VP of Engineering, Content Intelligence & Discovery
Job description
About the role
You will own the technical vision and execution for the Content Intelligence & Discovery organization, defining how Fubo surfaces the right live TV content to the right user at the right time. You will architect and manage the systems that ingest, model, and intelligently distribute content metadata to millions of global viewers across search, personalization, and knowledge graph platforms. You will partner with product and data science to translate business objectives into scalable engineering outcomes while maintaining a high-performance, reliability-focused culture. You will lead the design of the content intelligence brain that powers discovery, ensuring algorithmic precision aligns with user retention and engagement goals. You will mentor engineers in advanced ML practices and champion the operational ownership of services from development through production. You will act as the primary technical liaison between domestic engineering teams and international partners to standardize AI-driven content workflows. You will ensure that the underlying infrastructure meets the demands of live sports and entertainment at scale without compromising speed or accuracy.
Key facts
What you'll do
Lead the roadmap for search, personalization, and semantic search to improve content discovery quality and user retention across Fubo platforms.
Build and evolve the Knowledge Graph as the foundational abstraction layer that normalizes massive metadata and real-time sports statistics into a unified, queryable graph.
Partner with the Video AI organization in India to operationalize computer vision and NLP outputs, ensuring AI-driven enrichment feeds directly into the Knowledge Graph and SNP pipelines.
Oversee the design and operation of high-scale data pipelines and APIs using stream and batch processing frameworks to handle live-sports metadata and user-activity data with low latency.
Define and enforce architectural standards for resilient, performant systems that support Elasticsearch and Vertex AI within a Kubernetes and Redis-based infrastructure.
Champion AI-assisted development practices, including LLMs for coding, automated testing, and documentation, to accelerate delivery and improve code quality across engineering teams.
Instill a "you build it, you run it" culture of full-cycle operational ownership, focusing on high availability, deep observability, and proactive service management.
Coordinate technical roadmaps between domestic and international teams to ensure cohesive execution of AI-driven content intelligence initiatives globally.
Guide the adoption of modern data storage and processing technologies such as BigQuery, BigTable, GCS, Apache Kafka, Google Pub/Sub, and Apache Beam.
Mentor and grow a multi-disciplinary organization at the intersection of systems engineering and applied machine learning, aligning technical execution with product goals.
Requirements
Candidates must be based in New York, NY, and willing to work a hybrid schedule with three days in the office (Tuesday, Wednesday, Thursday).
You must have extensive experience designing and operating large-scale distributed systems that handle high-volume real-time data.
You must demonstrate deep expertise in building and managing knowledge graphs and semantic normalization of complex metadata.
You must have a strong background in search and personalization algorithms, including ranking models, collaborative filtering, and semantic search.
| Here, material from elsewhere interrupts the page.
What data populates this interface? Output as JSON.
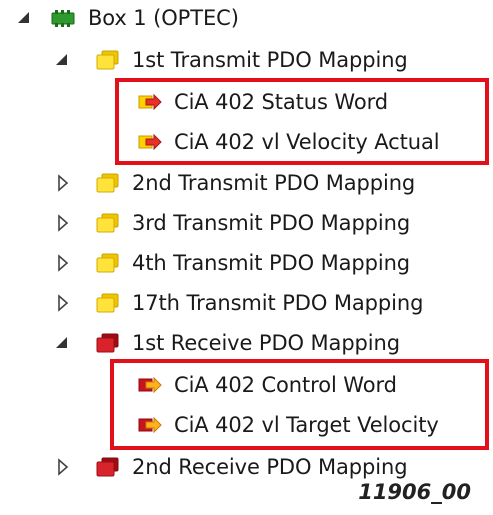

You must have hands-on experience with AI and ML pipelines, including the integration of computer vision and NLP outputs into production systems.
You must be proficient in modern backend languages such as Go, Python, and Scala, and comfortable building services that run at scale.
You must have experience managing data infrastructure including BigQuery, BigTable, GCS, Kafka, Pub/Sub, and stream processing frameworks.
You must have a track record of leading high-performing engineering teams in a fast-growth, consumer-facing environment.
Nice to have
Experience with Elasticsearch and Vertex AI within large-scale production environments.
Familiarity with Spotify Scio and Google Dataflow for batch and stream processing workflows.
Exposure to live sports data models and real-time metadata challenges in media and entertainment.
Practical notes
This role is a New York City based HYBRID position. Candidates must be located in NYC, and willing to come into the office on a hybrid basis, three times a week (Tuesday, Wednesday, Thursday).